The sensitivity of a Boolean function $f$ is the maximum, over all inputs $x$, of the number of sensitive coordinates of $x$ (namely the number of Hamming neighbors of $x$ with different $f$-value). The well-known sensitivity conjecture of Nisan (see also Nisan and Szegedy) states that every sensitivity-$s$ Boolean function can be computed by a polynomial over the reals of degree $\poly(s)$. The best known upper bounds on degree, however, are exponential rather than polynomial in $s$.
Our main result is an approximate version of the conjecture: every Boolean function with sensitivity $s$ can be $\epsilon$-approximated (in $\ell_2$) by a polynomial whose degree is $O(s \cdot \log(1/\epsilon))$. This is the first improvement on the folklore bound of $s/\epsilon$. Further, we show that improving the bound to $O(s^c \cdot \log(1/\eps)^\gamma)$ for any $\gamma < 1$ will imply the sensitivity conjecture. Thus our result is essentially the best one can hope for without proving the conjecture.

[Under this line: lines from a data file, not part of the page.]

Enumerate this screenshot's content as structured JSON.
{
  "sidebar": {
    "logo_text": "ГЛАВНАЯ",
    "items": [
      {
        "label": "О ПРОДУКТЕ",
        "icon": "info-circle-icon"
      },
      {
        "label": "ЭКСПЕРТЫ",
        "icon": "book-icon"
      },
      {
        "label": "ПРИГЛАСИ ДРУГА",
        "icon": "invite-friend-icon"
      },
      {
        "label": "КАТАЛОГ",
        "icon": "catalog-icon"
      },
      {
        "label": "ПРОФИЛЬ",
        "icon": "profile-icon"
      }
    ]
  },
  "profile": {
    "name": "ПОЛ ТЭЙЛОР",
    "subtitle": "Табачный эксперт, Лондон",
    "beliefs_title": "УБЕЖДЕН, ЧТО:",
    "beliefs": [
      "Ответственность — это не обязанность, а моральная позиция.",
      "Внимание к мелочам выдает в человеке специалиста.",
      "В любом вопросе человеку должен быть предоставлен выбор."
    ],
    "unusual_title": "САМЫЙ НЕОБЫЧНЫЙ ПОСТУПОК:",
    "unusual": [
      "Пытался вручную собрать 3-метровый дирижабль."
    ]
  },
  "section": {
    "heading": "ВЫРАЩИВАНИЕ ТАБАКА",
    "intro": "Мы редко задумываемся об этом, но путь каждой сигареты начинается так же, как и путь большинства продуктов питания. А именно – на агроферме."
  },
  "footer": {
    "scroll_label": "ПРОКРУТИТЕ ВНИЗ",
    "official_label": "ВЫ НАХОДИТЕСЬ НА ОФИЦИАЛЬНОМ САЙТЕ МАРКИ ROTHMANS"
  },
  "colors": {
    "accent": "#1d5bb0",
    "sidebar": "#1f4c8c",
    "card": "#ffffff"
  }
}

We prove our result via a new ``switching lemma for low-sensitivity functions'' which establishes that a random restriction of a low-sensitivity function is very likely to have low decision tree depth. This is analogous to the well-known switching lemma for $AC_0$ circuits. Our proof analyzes the combinatorial structure of the graph $G_f$ of sensitive edges of a Boolean function $f$. We introduce new parameters of this graph such as tree sensitivity, study their relationship, and use them to show that the graph of a function of full degree must be sufficiently complex, and that random restrictions of low-sensitivity functions are unlikely to yield complex graphs.
We postulate a robust analogue of the sensitivity conjecture: if most inputs to a Boolean function $f$ have low sensitivity, then most of the Fourier mass of $f$ is concentrated on small subsets. We prove a lower bound on tree sensitivity in terms of decision tree depth, and show that a polynomial strengthening of this lower bound implies the robust conjecture. We feel that studying the graph $G_f$ is interesting in its own right, and we hope that some of the notions and techniques we introduce in this work will be of use in its further study.